How Is A Service Mesh Different From An API Gateway?
API Management, API Gateway and Design Patterns
It’s fair to to mix the terms API management and API gateway, But we will try to make some distinction.
API management is the answer for the following use case: We want to expose our system via API to the outside world or the customers. Here we need to think about the following questions:
- Who can use the API (authentication) and which endpoints (authorization)?
- How to track the use of the API (monitoring and analytics)?
- How many calls are allowed per user per endpoint (limit rating and governance)?
So API management is more a concept that a service! The piece of infrastructure where we are able to enforce these kind of management functions is the API gateway.
Azure API management and Kong are examples of API gateways that implement the API management concept and other concepts and features.
API gateway is deployed normally on a shared infrastructure. This is a good practice to enforce a level of governance and policy. We should be careful not to allow any business logic into this layer. It’s an attractive place to do so because the API traffic traverse it and it become an all-knowing god (similar to Enterprise Service Bus EBS)
Microservices Design Patterns
the API-gateway pattern introduced by Chris Richardson in his famous book “ Microservices Patterns” is about curating an API for more optimal usage by different classes of consumers. It involves a level of API indirection. Another variation that represents the API gateway pattern is backend for frontends where “front end” can be literal front ends (UIs), mobile clients, IoT clients, or even other service developers.
This “API gateway implementing the design pattern” is also different from the API management mentioned before (where we are managing existing APIs). It hides the complexity of the system behind it (we may have legacy system, RPC calls, non-REST protocol) and is a good to do: message-level transformation, complex routing, network resilience/fallbacks, and aggregation of responses.
Lets first tag the API gateway with the name “north-south traffic” while service mesh with the name “east-west traffic”. We will compare them in the later sections.
In a distributed environment like Kubernetes, we may build and maintain multiple clusters to host our applications and need some way of accessing the applications and services inside those clusters. Kubernetes Ingress controller allows us to access the Kubernetes cluster (Ingress is the only K8s component accessible from the outside). That way we keep very tight control over what traffic may enter (or even leave) our cluster with well-defined entry points like domain/virtual hosts, ports, protocols, …etc.
A service mesh, like the open source project Istio, is a way to control how different services share data with one another.

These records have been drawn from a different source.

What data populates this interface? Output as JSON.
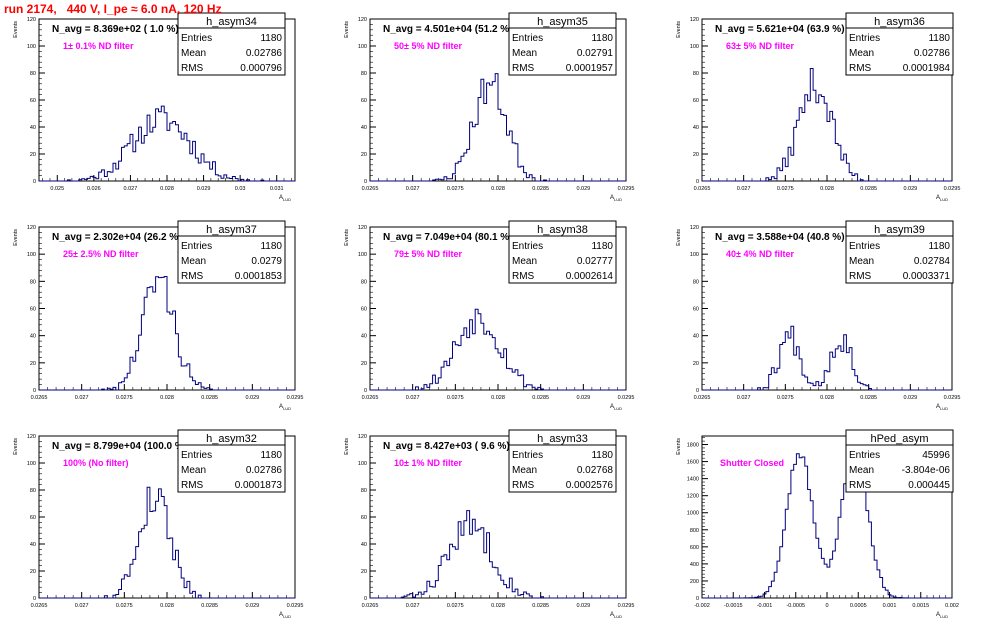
{
  "run_title": "run 2174,   440 V, I_pe ≈ 6.0 nA, 120 Hz",
  "colors": {
    "hist": "#000080",
    "filter_label": "#ff00ff",
    "run_title": "#ff0000",
    "frame": "#000000"
  },
  "chart_data": [
    {
      "type": "histogram",
      "name": "h_asym34",
      "navg": "N_avg = 8.369e+02 ( 1.0 %)",
      "filter": "1± 0.1% ND filter",
      "stats": {
        "Entries": "1180",
        "Mean": "0.02786",
        "RMS": "0.000796"
      },
      "ylabel": "Events",
      "xlabel": "A_LUD",
      "xlim": [
        0.0245,
        0.0315
      ],
      "ylim": [
        0,
        120
      ],
      "xticks": [
        "0.025",
        "0.026",
        "0.027",
        "0.028",
        "0.029",
        "0.03",
        "0.031"
      ],
      "xtick_values": [
        0.025,
        0.026,
        0.027,
        0.028,
        0.029,
        0.03,
        0.031
      ],
      "yticks": [
        0,
        20,
        40,
        60,
        80,
        100,
        120
      ],
      "gaussians": [
        {
          "mu": 0.02786,
          "sigma": 0.0008,
          "amp": 46
        }
      ],
      "seed": 11
    },
    {
      "type": "histogram",
      "name": "h_asym35",
      "navg": "N_avg = 4.501e+04 (51.2 %)",
      "filter": "50± 5% ND filter",
      "stats": {
        "Entries": "1180",
        "Mean": "0.02791",
        "RMS": "0.0001957"
      },
      "ylabel": "Events",
      "xlabel": "A_LUD",
      "xlim": [
        0.0265,
        0.0295
      ],
      "ylim": [
        0,
        120
      ],
      "xticks": [
        "0.0265",
        "0.027",
        "0.0275",
        "0.028",
        "0.0285",
        "0.029",
        "0.0295"
      ],
      "xtick_values": [
        0.0265,
        0.027,
        0.0275,
        0.028,
        0.0285,
        0.029,
        0.0295
      ],
      "yticks": [
        0,
        20,
        40,
        60,
        80,
        100,
        120
      ],
      "gaussians": [
        {
          "mu": 0.02791,
          "sigma": 0.000196,
          "amp": 72
        }
      ],
      "seed": 23
    },
    {
      "type": "histogram",
      "name": "h_asym36",
      "navg": "N_avg = 5.621e+04 (63.9 %)",
      "filter": "63± 5% ND filter",
      "stats": {
        "Entries": "1180",
        "Mean": "0.02786",
        "RMS": "0.0001984"
      },
      "ylabel": "Events",
      "xlabel": "A_LUD",
      "xlim": [
        0.0265,
        0.0295
      ],
      "ylim": [
        0,
        120
      ],
      "xticks": [
        "0.0265",
        "0.027",
        "0.0275",
        "0.028",
        "0.0285",
        "0.029",
        "0.0295"
      ],
      "xtick_values": [
        0.0265,
        0.027,
        0.0275,
        0.028,
        0.0285,
        0.029,
        0.0295
      ],
      "yticks": [
        0,
        20,
        40,
        60,
        80,
        100,
        120
      ],
      "gaussians": [
        {
          "mu": 0.02786,
          "sigma": 0.000198,
          "amp": 72
        }
      ],
      "seed": 37
    },
    {
      "type": "histogram",
      "name": "h_asym37",
      "navg": "N_avg = 2.302e+04 (26.2 %)",
      "filter": "25± 2.5% ND filter",
      "stats": {
        "Entries": "1180",
        "Mean": "0.0279",
        "RMS": "0.0001853"
      },
      "ylabel": "Events",
      "xlabel": "A_LUD",
      "xlim": [
        0.0265,
        0.0295
      ],
      "ylim": [
        0,
        120
      ],
      "xticks": [
        "0.0265",
        "0.027",
        "0.0275",
        "0.028",
        "0.0285",
        "0.029",
        "0.0295"
      ],
      "xtick_values": [
        0.0265,
        0.027,
        0.0275,
        0.028,
        0.0285,
        0.029,
        0.0295
      ],
      "yticks": [
        0,
        20,
        40,
        60,
        80,
        100,
        120
      ],
      "gaussians": [
        {
          "mu": 0.0279,
          "sigma": 0.000185,
          "amp": 82
        }
      ],
      "seed": 41
    },
    {
      "type": "histogram",
      "name": "h_asym38",
      "navg": "N_avg = 7.049e+04 (80.1 %)",
      "filter": "79± 5% ND filter",
      "stats": {
        "Entries": "1180",
        "Mean": "0.02777",
        "RMS": "0.0002614"
      },
      "ylabel": "Events",
      "xlabel": "A_LUD",
      "xlim": [
        0.0265,
        0.0295
      ],
      "ylim": [
        0,
        120
      ],
      "xticks": [
        "0.0265",
        "0.027",
        "0.0275",
        "0.028",
        "0.0285",
        "0.029",
        "0.0295"
      ],
      "xtick_values": [
        0.0265,
        0.027,
        0.0275,
        0.028,
        0.0285,
        0.029,
        0.0295
      ],
      "yticks": [
        0,
        20,
        40,
        60,
        80,
        100,
        120
      ],
      "gaussians": [
        {
          "mu": 0.02777,
          "sigma": 0.00026,
          "amp": 54
        }
      ],
      "seed": 53
    },
    {
      "type": "histogram",
      "name": "h_asym39",
      "navg": "N_avg = 3.588e+04 (40.8 %)",
      "filter": "40± 4% ND filter",
      "stats": {
        "Entries": "1180",
        "Mean": "0.02784",
        "RMS": "0.0003371"
      },
      "ylabel": "Events",
      "xlabel": "A_LUD",
      "xlim": [
        0.0265,
        0.0295
      ],
      "ylim": [
        0,
        120
      ],
      "xticks": [
        "0.0265",
        "0.027",
        "0.0275",
        "0.028",
        "0.0285",
        "0.029",
        "0.0295"
      ],
      "xtick_values": [
        0.0265,
        0.027,
        0.0275,
        0.028,
        0.0285,
        0.029,
        0.0295
      ],
      "yticks": [
        0,
        20,
        40,
        60,
        80,
        100,
        120
      ],
      "gaussians": [
        {
          "mu": 0.02755,
          "sigma": 0.00013,
          "amp": 40
        },
        {
          "mu": 0.02817,
          "sigma": 0.00013,
          "amp": 38
        }
      ],
      "seed": 67
    },
    {
      "type": "histogram",
      "name": "h_asym32",
      "navg": "N_avg = 8.799e+04 (100.0 %)",
      "filter": "100% (No filter)",
      "stats": {
        "Entries": "1180",
        "Mean": "0.02786",
        "RMS": "0.0001873"
      },
      "ylabel": "Events",
      "xlabel": "A_LUD",
      "xlim": [
        0.0265,
        0.0295
      ],
      "ylim": [
        0,
        120
      ],
      "xticks": [
        "0.0265",
        "0.027",
        "0.0275",
        "0.028",
        "0.0285",
        "0.029",
        "0.0295"
      ],
      "xtick_values": [
        0.0265,
        0.027,
        0.0275,
        0.028,
        0.0285,
        0.029,
        0.0295
      ],
      "yticks": [
        0,
        20,
        40,
        60,
        80,
        100,
        120
      ],
      "gaussians": [
        {
          "mu": 0.02786,
          "sigma": 0.000187,
          "amp": 76
        }
      ],
      "seed": 79
    },
    {
      "type": "histogram",
      "name": "h_asym33",
      "navg": "N_avg = 8.427e+03 ( 9.6 %)",
      "filter": "10± 1% ND filter",
      "stats": {
        "Entries": "1180",
        "Mean": "0.02768",
        "RMS": "0.0002576"
      },
      "ylabel": "Events",
      "xlabel": "A_LUD",
      "xlim": [
        0.0265,
        0.0295
      ],
      "ylim": [
        0,
        120
      ],
      "xticks": [
        "0.0265",
        "0.027",
        "0.0275",
        "0.028",
        "0.0285",
        "0.029",
        "0.0295"
      ],
      "xtick_values": [
        0.0265,
        0.027,
        0.0275,
        0.028,
        0.0285,
        0.029,
        0.0295
      ],
      "yticks": [
        0,
        20,
        40,
        60,
        80,
        100,
        120
      ],
      "gaussians": [
        {
          "mu": 0.02768,
          "sigma": 0.00026,
          "amp": 54
        }
      ],
      "seed": 83
    },
    {
      "type": "histogram",
      "name": "hPed_asym",
      "navg": "",
      "filter": "Shutter Closed",
      "stats": {
        "Entries": "45996",
        "Mean": "-3.804e-06",
        "RMS": "0.000445"
      },
      "ylabel": "Events",
      "xlabel": "A_LUD",
      "xlim": [
        -0.002,
        0.002
      ],
      "ylim": [
        0,
        1900
      ],
      "xticks": [
        "-0.002",
        "-0.0015",
        "-0.001",
        "-0.0005",
        "0",
        "0.0005",
        "0.001",
        "0.0015",
        "0.002"
      ],
      "xtick_values": [
        -0.002,
        -0.0015,
        -0.001,
        -0.0005,
        0,
        0.0005,
        0.001,
        0.0015,
        0.002
      ],
      "yticks": [
        0,
        200,
        400,
        600,
        800,
        1000,
        1200,
        1400,
        1600,
        1800
      ],
      "gaussians": [
        {
          "mu": -0.00044,
          "sigma": 0.00021,
          "amp": 1700
        },
        {
          "mu": 0.00044,
          "sigma": 0.00021,
          "amp": 1720
        }
      ],
      "seed": 97
    }
  ]
}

Unlike other systems for managing this communication, a service mesh is a dedicated infrastructure layer built right into an app (using the sidecar pattern). This visible infrastructure layer can observe how well (or not) different parts of an app interact, so it becomes easier to optimize communication and avoid downtime as an app grows.
A service mesh brings the following capabilities to a platform:
- Service to service (east-west traffic) resilience
- Service to service security (mutual TLS, RBAC/ABAC…)
- Black-box service observability (tracing, telemetry and logging)
- Service to service rate limiting
It’s obvious that there is an overlap in the functionality with an API gateway. But we still can distinguish the difference!
The main purpose of an API gateway is to accept traffic from outside the network (outside the cluster in K8s) and distribute it internally. The main purpose of a service mesh is to route and manage traffic within your network.
In a deployment with an API gateway and a service mesh, incoming traffic from outside the cluster would first be routed through the API gateway, then into the mesh.
The following diagram shows the whole picture of distributed system deployed in K8s and the usage and placement of both API gateway and service mesh.
Service Mesh and API gateway overlap in functionality in some areas but are complementary in that they live at different levels and solve different problems. The ideal solution would be to plug and play each of the components (API Management, API Gateway, Service Mesh) into your solution with nice boundaries between the components as you need them (or exclude them as you don’t need them).